Nous avons débarrassé nos armoires, nos dressings, de quelques pulls, vestes, pantalons, chaussures. Michèle récupère nos dons de vêtements, en remplit son coffre, et l'ouvre le soir venu comme une boutique. Des personnes sans veste, chaussures d’été au pied par 3°c sont là, à espérer trouver quelque chose. Alors Michèle au cœur serré se démène, cherche, trouve des solutions. Ne se décourage jamais. On remarquera avec le temps, qu'il fallait aussi des couvertures, des draps, des serviettes. Un appel sur les réseaux, nous voila entendu. Au fond, on a tout ce qu'il faut chez nous, il faut juste chercher un peu. Daniel un maraudeur me disait l'autre jour lors d'une distribution : « on sait ou ça va, ça fait plaisir. » Les liens se tissaient doucement.
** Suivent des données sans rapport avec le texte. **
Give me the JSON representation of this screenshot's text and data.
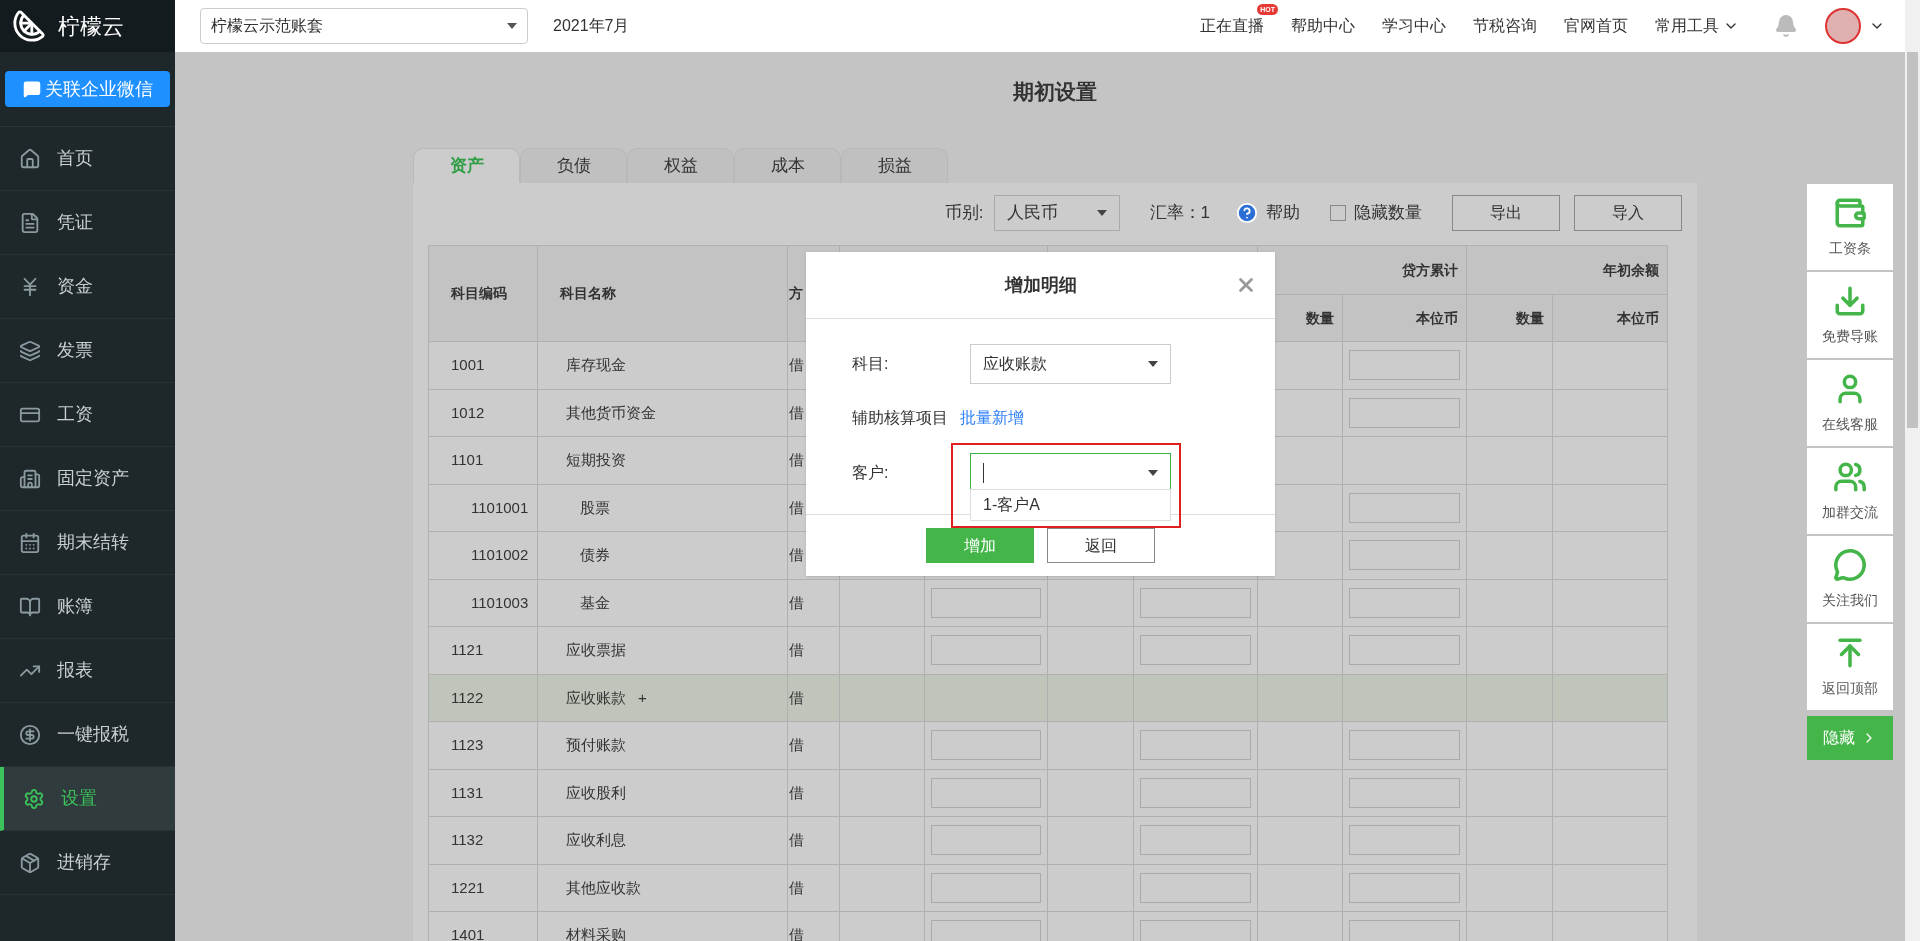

Dans mon coffre il y a des lampes, une table de camping et ses tabourets pour que quelques uns puissent manger à table. Mais aussi des livres car j'ai une librairie gratuite. Une caisse pour les adultes (bénéficiaires et bénévoles), mais aussi pour les enfants. Quel bonheur quand je les vois lire, rire, communiquer pour dire t'as vu ça ! Ou des, « vous êtes sur , je peux prendre ce livre ? j'adore cet auteur ! » Mais oui prenez !. Mon fils de 7 ans a trié ses jouets, ses livres pour les petits bénéficieres. Quelle joie de voir leurs grands yeux si joyeux à la découverte des caisses de jeux, de les voir repartir avec sous le bras. J'avais aussi du maquillage, je l'ai distribué pour les femmes, je savais pas si j'allais me prendre un vent. J'ai eu des sourires, des confidences, une intimité, ça vous remplit en une fraction de seconde. Je vous le jure !. De nos différents voyages j'avais récupéré des kits dans les hôtels, composé d'une brosse à dents, rasoirs, savon. Des kits hygiène, que l'on distribue régulièrement.

On essaie de repérer les besoins au fur et à mesure. On s'adapte. On apprend.

Et puis il y a Myriam et tous les autres, qui parfois fatigués font le service avec le sourire et le bonheur de se sentir un peu utile. Ils écoutent, comprennent, donnent de l'affection, en reçoivent durant 1h30, 2h le soir. Ca semble peu mais c'est d'une importance capitale. Combien de fois les bénéficiaires nous ont dit que ce qui leur manquait le plus, c’était de juste parler à quelqu'un, discuter. Qu'ils voyaient tous les jours les gens plongés dans leur téléphone, que plus personne ne regardait, qu'ils se sentaient invisible. Invisible. Le mot est fort, le mot est réel, d'une grande cruauté. Qui peut survivre sans aucune affection, sans aucun geste ? Ce mot là, je vous le dis, n'est plus valable ici.

 C'était l'histoire d'une maraude de rêve, un peu folle, sans gloire, qui apprend avec le temps, qui fait des erreurs mais qui à chaque fois que nos vies se percutent s'en retrouvent un peu plus légère, un peu plus heureuse. C'est une histoire ou l'on ne sait plus qui doit dire merci à qui…

Ceci ne nous empêchera pas de nous battre, de nous questionner, d'alerter nos dirigeants pour trouver des solutions viables et pérennes sans angélisme. Mais en attendant, ces personnes là ont un peu moins faim, un peu moins froid.